Ok, quite a few times I was late with the goods, but this is OK, I reckon. I also varied quite a lot my own criteria for choosing honorees: I started with a deceased female mathematician thinking that there would be more consensus on them, but then moved on to living people, as consensus is overrated (systemic sexism, anyone?) and other criteria maybe should play a role. So interdisciplinarity has been a favorite criterion. My list so far consists of

Christine Ladd-Franklin(2011), Karen Sparck-Jones(2012), Marta Bunge(2013), Helena Rasiowa(2014)Nyedja Nascimento(2015), Manuela Sobral(2016), Maryam Mirzakhani(2016), Christine Paulin-Mohring(2017), Angela Olinto(2018), Andrea Loparic(2020).

  This list is very personal and idiosyncratic, of course. It has three Brazilians, five friends, two category theorists. It's not representativie of anything, but my own "on the spur of the moment" decisions. But it reflects more than ten years thinking about the issues that make Ada Lovelace Day necessary. As necessary now, as it was ten years ago, despite big social movements like #MeToo and #BlackLivesMatter. 

One thing I've written a lot about, but that the list does not reflect, is the danger of losing the memory of the fights. Forgetting the plight of the suffragists, forgetting all the sisters that could not get degrees, that worked for free to show women could do the work, the ones that could not stay in academia because the pressure to leave was too huge.


 
Now recently, reading the lovely interview of Hélène Langevin Joliot reminded me that this fight is not so old.

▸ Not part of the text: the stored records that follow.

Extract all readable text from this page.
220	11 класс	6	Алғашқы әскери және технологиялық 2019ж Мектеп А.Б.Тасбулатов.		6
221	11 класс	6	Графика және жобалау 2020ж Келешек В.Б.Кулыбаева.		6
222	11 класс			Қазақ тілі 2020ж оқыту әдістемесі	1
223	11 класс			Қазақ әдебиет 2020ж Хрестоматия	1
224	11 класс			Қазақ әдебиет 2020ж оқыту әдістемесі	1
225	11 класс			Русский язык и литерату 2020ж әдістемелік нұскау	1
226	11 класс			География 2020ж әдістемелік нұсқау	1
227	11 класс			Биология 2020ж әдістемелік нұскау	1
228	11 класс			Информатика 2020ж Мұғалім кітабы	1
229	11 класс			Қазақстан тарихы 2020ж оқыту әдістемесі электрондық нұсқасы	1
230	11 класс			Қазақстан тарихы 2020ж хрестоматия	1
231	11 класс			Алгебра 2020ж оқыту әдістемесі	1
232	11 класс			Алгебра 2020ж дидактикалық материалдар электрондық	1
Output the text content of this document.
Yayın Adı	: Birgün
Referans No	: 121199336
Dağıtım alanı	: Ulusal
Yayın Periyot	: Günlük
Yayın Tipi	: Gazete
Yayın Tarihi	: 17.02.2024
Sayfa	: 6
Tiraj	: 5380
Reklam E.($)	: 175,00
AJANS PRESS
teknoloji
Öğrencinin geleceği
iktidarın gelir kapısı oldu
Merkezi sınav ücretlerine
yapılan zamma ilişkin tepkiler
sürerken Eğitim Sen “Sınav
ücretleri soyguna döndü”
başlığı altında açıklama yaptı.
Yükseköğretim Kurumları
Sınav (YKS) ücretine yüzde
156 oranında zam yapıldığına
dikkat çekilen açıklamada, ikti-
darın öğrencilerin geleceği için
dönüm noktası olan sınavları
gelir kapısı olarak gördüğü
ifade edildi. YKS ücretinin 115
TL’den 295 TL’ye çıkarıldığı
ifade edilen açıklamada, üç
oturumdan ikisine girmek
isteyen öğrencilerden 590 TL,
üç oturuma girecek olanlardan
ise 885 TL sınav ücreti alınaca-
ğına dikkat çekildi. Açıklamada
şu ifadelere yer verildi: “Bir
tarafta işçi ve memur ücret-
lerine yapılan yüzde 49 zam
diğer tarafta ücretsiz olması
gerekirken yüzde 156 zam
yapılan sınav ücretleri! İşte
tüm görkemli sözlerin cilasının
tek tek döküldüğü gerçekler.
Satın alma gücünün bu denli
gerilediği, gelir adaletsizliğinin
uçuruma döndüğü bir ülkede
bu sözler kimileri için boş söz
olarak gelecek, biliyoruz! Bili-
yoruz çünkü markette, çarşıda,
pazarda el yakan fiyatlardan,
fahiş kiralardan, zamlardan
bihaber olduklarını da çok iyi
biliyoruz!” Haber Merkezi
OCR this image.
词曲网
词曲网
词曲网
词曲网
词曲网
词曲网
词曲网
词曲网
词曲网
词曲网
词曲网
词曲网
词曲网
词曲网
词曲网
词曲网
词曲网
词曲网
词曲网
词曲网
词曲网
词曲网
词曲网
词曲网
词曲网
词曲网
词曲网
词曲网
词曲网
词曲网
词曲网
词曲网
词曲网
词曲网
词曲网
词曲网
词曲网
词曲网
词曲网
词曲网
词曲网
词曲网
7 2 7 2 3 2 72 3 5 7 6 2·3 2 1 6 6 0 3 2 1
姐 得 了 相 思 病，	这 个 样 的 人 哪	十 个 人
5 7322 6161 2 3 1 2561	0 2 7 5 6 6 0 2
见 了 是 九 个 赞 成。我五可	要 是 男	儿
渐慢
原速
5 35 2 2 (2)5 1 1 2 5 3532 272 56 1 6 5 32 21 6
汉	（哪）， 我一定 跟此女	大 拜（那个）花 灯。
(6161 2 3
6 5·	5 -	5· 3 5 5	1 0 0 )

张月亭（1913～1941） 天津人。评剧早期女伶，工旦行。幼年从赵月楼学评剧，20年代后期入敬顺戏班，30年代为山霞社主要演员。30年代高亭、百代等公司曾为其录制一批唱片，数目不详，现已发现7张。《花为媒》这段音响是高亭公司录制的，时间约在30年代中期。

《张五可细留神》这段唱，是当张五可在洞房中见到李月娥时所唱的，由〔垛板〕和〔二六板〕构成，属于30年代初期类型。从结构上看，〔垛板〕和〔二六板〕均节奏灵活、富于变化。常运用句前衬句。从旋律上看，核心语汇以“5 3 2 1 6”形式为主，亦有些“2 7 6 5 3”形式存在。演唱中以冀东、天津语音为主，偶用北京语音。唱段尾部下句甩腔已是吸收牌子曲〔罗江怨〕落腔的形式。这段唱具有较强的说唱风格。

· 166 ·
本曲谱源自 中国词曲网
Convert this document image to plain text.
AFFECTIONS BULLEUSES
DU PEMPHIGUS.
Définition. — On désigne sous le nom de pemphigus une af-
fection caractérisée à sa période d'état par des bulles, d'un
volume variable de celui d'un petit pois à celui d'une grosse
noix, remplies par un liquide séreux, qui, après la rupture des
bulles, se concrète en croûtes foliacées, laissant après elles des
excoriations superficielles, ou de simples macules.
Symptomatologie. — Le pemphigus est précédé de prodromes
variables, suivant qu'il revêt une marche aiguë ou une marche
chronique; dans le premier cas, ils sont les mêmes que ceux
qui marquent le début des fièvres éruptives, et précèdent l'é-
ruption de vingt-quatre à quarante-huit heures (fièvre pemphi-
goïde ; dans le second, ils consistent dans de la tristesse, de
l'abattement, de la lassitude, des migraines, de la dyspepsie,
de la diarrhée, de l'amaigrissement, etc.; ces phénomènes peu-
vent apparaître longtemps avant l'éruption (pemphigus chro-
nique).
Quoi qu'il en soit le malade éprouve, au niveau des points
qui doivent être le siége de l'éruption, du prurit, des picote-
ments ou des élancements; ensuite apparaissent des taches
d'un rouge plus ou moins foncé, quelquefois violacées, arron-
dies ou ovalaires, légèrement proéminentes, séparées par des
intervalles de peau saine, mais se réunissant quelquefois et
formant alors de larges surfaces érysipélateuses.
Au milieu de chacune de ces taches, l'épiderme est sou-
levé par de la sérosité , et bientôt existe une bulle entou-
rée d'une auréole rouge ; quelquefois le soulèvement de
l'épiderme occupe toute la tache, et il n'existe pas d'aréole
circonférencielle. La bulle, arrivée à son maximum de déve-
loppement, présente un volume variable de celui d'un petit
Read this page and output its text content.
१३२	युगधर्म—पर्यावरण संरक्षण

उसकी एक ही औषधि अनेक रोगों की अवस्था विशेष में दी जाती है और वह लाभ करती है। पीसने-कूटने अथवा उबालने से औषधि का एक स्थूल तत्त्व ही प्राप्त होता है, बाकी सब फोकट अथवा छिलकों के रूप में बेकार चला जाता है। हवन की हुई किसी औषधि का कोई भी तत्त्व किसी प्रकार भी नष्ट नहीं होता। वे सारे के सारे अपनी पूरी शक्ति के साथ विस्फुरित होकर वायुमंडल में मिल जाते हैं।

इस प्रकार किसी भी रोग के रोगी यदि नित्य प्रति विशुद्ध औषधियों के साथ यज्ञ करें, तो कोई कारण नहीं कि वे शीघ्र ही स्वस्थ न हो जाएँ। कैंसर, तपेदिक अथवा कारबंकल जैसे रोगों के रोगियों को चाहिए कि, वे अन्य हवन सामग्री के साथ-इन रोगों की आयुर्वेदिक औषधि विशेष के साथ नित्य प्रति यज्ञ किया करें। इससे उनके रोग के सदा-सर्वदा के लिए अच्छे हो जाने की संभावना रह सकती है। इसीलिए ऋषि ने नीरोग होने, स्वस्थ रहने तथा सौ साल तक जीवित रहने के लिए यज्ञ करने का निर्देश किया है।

She's the real granddaughter of Marie Curie and in this interview she says "It's a myth that the Curies sacrificed their lives for Science".

Hélène is 94 years old, but she still debating, giving interviews, a living link to a past where things were indeed much worse. Like me, like many others much younger, she thought that discussing gender equality was not necessary, had been done before. Like us, she discovered that this fight needs to happen every day, all the days. That things will only be good, when everyone is treated fairly, when inclusivity prevails. So

Hélène is my Ada Lovelace Day heroine for 2021!

oh, if you don't read Spanish you might need to use translation software as Helene Joliot's interview above is only in Spanish, so far. Thanks to Women with Science for making it available.